Ultimately, it's a matter of luck, who archetypally has been characterized as a woman, the Roman Goddess Fortuna. She is related in function to the Greek Three Fates, who determine the course of events by the slightest thread, literally, as they are depicted as spinners. Clotho spun the “thread” of human fate, Lachesis dispensed it, and Atropos cut the thread (thus determining the individual's moment of death). These figures eventually became the Lady Luck many invoke as they gamble at casinos!
These goddesses were so powerful that even Zeus, king of the gods who became the source of law and order and justice, submitted to Fortune and the Fates.
The Hebrew YHWH, like Zeus, supposedly the source of justice, tells Job, who thinks he is the victim of a horrible fate he does not deserve, that basically the way the universe works is a mostly violent mystery, and gives images of a nature “red in tooth and claw” such as sea monsters and lions.
Maybe those who think they can somehow beat the odds are influenced by science and mathematics rather than superstition, because I've heard that the “numbers don't lie.” Well, maybe in a math problem in itself, but even though scientists have discovered certain inexorable natural processes, like gravity (thank you, Isaac Newton), someone like Einstein came along to blow the “God is in his heaven, all's right with the world” Deism apart with this theory of relativity.
On the social level, our obsession with celebrity feeds into our desire to beat those supposedly insurmountable odds. So many think they are talented and want to be discovered, and shows like American Idol with its elaborate (and public) audition process are part of that explosion of “everyone can be famous,” and everyone can be famous if his or her youtube video goes viral. These seekers of fame and fortune may think they are beating the odds, but I think it just emphasizes that a person is one in a multitude in the cyberuniverse, which changes by nanosecond.

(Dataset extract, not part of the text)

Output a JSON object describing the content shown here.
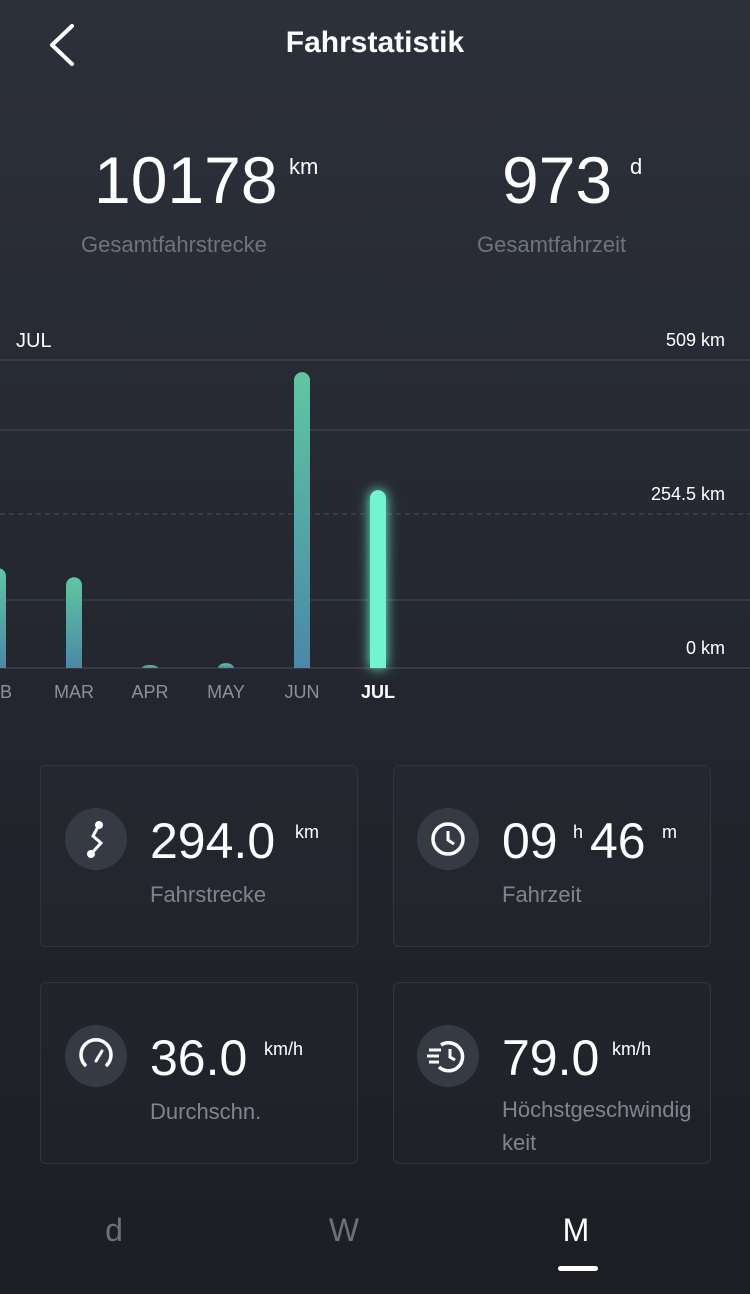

Gone are the days when someone like Lana Turner (a Hollywood sex goddess of the 1940s and 1950s) was discovered at a soda fountain, when a discovery was really a one-of-a-kind event, which I think made the Susan Boyle phenomenon, who blasted into fame on Britain's Got Talent, so different and thus more exciting in our age of one-second, often meritless fame.

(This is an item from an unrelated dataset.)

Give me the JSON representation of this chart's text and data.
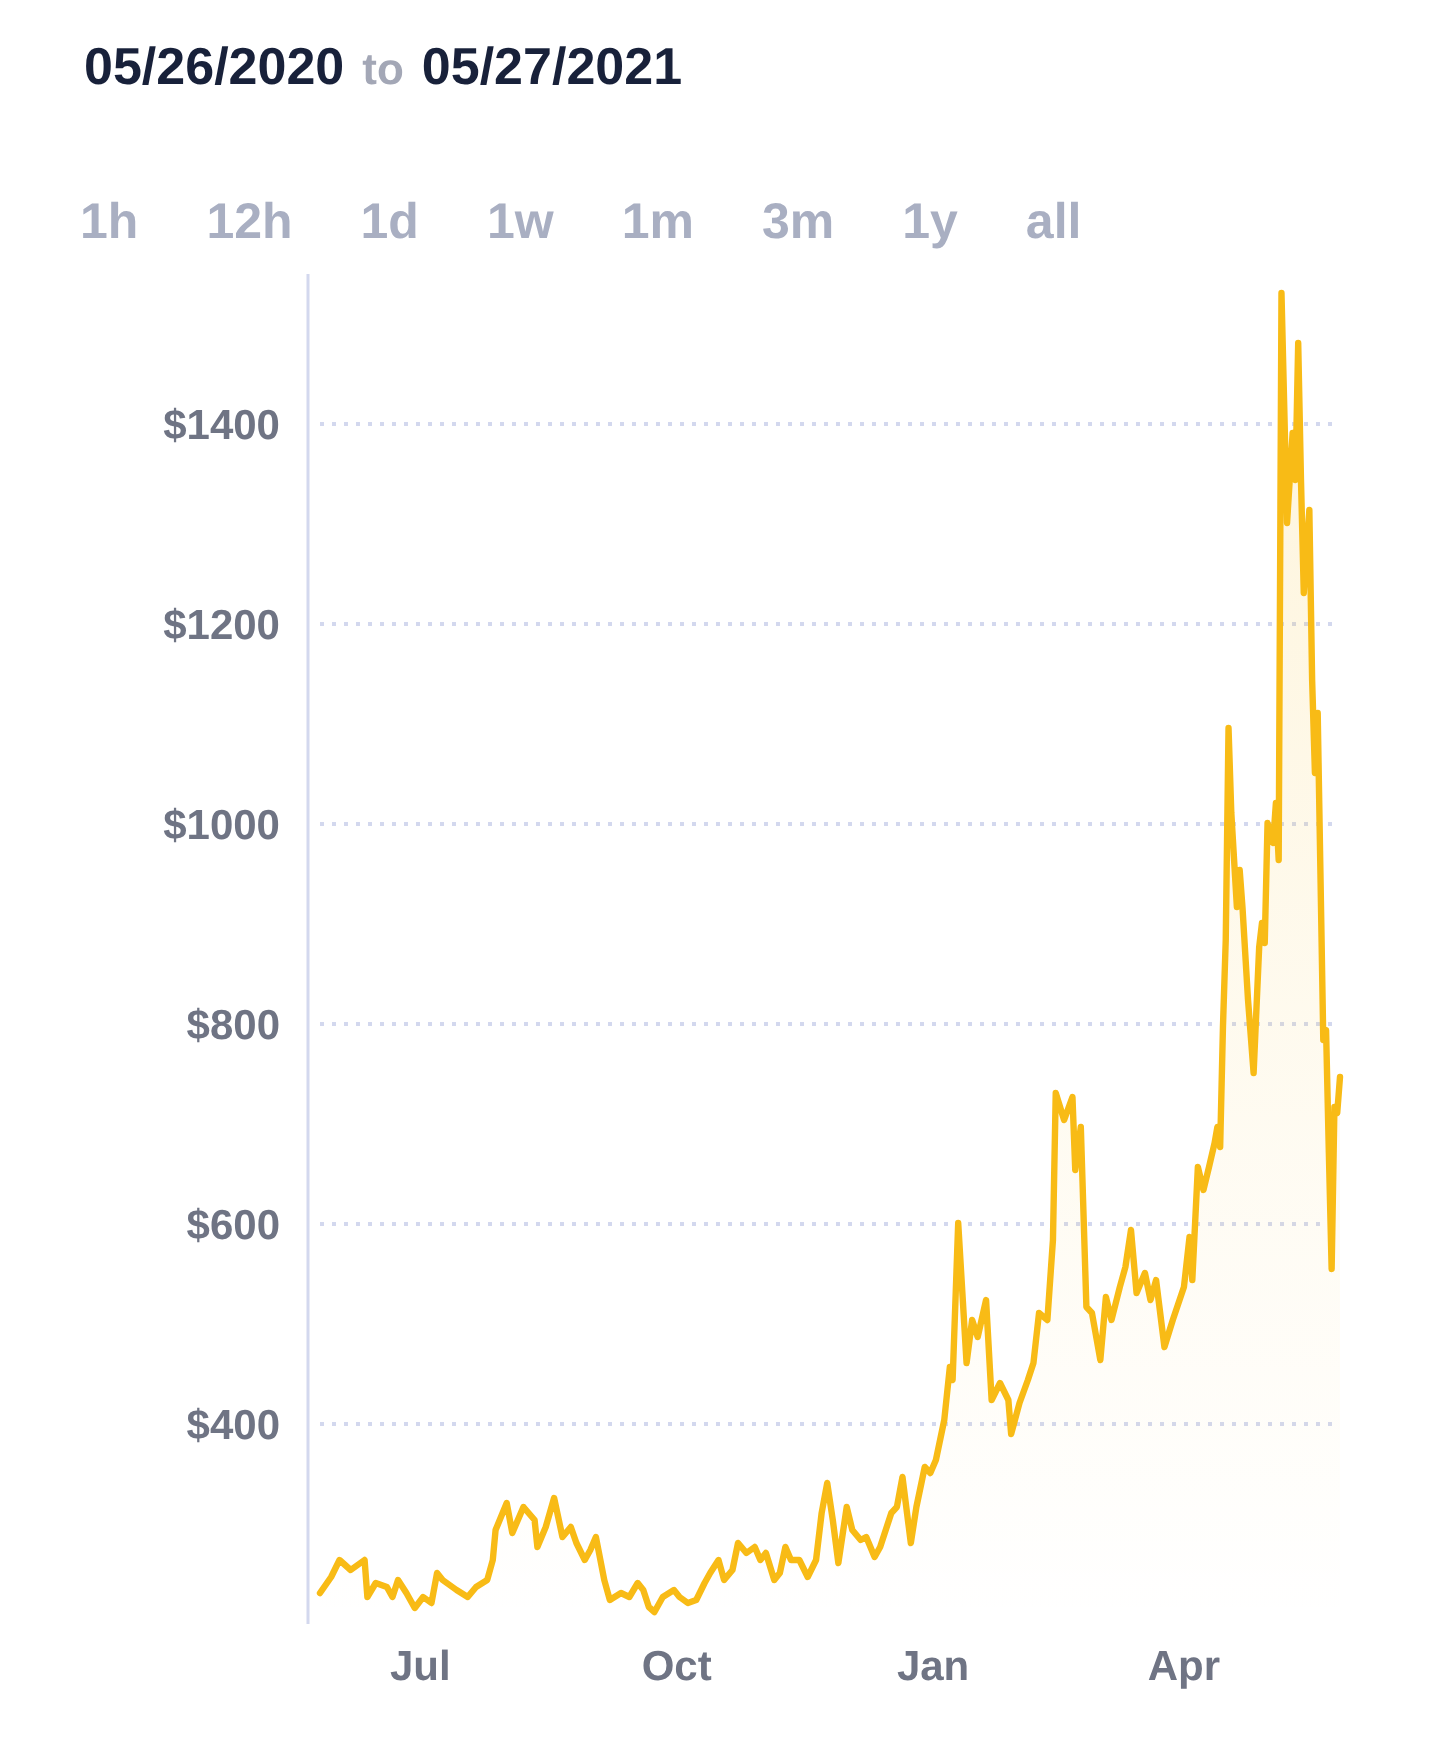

And speaking of breaks, just think about how some of the most famous gay porn stars of the past made their way in a genre that didn't enjoy during that time a wide public audience. The pioneering directors and producers like Arch Brown, Steve Scott, and Toby Ross were discoverers themselves, not just of talent, but of expressing a sexuality that has been so long hidden.

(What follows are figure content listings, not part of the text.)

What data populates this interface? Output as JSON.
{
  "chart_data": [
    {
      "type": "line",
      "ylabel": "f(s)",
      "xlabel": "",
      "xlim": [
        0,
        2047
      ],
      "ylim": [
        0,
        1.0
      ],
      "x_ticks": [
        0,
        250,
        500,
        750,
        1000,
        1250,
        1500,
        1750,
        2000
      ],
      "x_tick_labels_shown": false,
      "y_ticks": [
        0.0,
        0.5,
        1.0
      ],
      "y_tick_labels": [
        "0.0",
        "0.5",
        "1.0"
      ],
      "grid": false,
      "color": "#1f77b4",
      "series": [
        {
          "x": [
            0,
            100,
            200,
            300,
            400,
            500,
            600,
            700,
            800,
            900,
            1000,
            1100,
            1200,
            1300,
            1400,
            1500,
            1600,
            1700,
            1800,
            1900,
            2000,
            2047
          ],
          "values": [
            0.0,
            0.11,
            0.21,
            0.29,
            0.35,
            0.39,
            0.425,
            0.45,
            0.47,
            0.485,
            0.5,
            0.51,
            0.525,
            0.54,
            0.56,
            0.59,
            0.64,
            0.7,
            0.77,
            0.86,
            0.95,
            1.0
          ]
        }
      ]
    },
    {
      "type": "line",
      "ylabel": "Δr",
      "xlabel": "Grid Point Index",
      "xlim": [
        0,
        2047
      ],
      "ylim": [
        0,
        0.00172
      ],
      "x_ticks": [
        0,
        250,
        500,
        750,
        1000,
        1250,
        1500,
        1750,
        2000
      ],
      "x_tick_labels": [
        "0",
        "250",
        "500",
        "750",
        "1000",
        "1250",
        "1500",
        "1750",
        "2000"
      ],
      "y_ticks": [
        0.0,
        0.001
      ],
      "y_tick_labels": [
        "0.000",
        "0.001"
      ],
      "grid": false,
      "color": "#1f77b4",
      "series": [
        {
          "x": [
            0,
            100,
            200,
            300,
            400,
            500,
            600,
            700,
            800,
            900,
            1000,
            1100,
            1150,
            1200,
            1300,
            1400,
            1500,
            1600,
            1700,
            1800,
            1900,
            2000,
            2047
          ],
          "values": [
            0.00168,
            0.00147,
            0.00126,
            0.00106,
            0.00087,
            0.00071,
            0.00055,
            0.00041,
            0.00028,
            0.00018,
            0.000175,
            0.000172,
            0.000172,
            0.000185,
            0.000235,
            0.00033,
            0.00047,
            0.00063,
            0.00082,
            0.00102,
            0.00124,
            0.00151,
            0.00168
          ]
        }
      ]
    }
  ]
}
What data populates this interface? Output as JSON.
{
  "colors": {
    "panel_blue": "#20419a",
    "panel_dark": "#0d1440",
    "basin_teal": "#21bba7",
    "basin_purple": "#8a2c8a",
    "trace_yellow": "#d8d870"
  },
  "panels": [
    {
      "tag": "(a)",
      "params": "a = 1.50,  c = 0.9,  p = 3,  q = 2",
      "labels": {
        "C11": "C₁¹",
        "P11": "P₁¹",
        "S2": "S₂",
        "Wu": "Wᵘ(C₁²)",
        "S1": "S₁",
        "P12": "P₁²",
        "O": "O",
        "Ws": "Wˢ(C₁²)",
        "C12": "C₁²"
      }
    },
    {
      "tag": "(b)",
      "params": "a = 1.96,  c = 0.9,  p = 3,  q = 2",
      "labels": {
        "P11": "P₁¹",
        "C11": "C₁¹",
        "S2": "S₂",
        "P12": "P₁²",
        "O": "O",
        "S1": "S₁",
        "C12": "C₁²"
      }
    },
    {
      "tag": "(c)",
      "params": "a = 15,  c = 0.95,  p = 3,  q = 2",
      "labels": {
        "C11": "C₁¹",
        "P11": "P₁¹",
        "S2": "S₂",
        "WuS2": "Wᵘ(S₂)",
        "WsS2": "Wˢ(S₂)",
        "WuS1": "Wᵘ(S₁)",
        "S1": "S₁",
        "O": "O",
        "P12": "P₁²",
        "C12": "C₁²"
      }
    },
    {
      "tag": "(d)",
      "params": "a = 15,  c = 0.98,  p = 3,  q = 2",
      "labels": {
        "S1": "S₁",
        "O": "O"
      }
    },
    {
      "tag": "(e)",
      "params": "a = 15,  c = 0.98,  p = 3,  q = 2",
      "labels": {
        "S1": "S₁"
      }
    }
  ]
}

But the gay porn stars of the past, like many of the Hollywood legends, often came from humble, obscure origins but got that break (of course, they were, and again, a matter of luck, a generous endowment granted by the Fates). Al Parker worked as a butler and an aide to Hugh Hefner before making his debut in Brentwood's Challenger and going on to become a porn superstar and, later, director and producer.
The Al Parker-directed film One in a Billion, in which Dave Connors gets a lucky day of sexcapades after he flips a coin that lands on its side in a billion-to-one chance!
In many cases, the desire may not have been, hey, I want to be a porn star, but if one has a great body and a certain size dick, and is stripping in a club (likeJamie Wingo and Scorpio), maybe that venue would be the “big break.” In fact, Scorpio tried to get into modeling, but his stripping gig, according to him, killed his chances.
Yet Fortune, capricious, is still inexorable, and AIDS decimated so many of these men. Science and medicine discovered the cause, while a culture of homophobia claimed the virus was God's justice and blamed the victims. Both interventions were too late for so many. Since then, as in so many other crises, we've changed the future (we are so close to a cure), but at the tragic cost of the past.
Never again, we say, about so many natural and human evils, but ultimately, but even what turns out to be good is often a chance discovery.
All I can say, is, may luck be a “lad” for you, as was the case with me, when I met my late partner totally by chance in a bar, and that night I wasn't even there to meet anyone. He actually went home with someone else, but the next day he called me, and the rest for both of us became our history.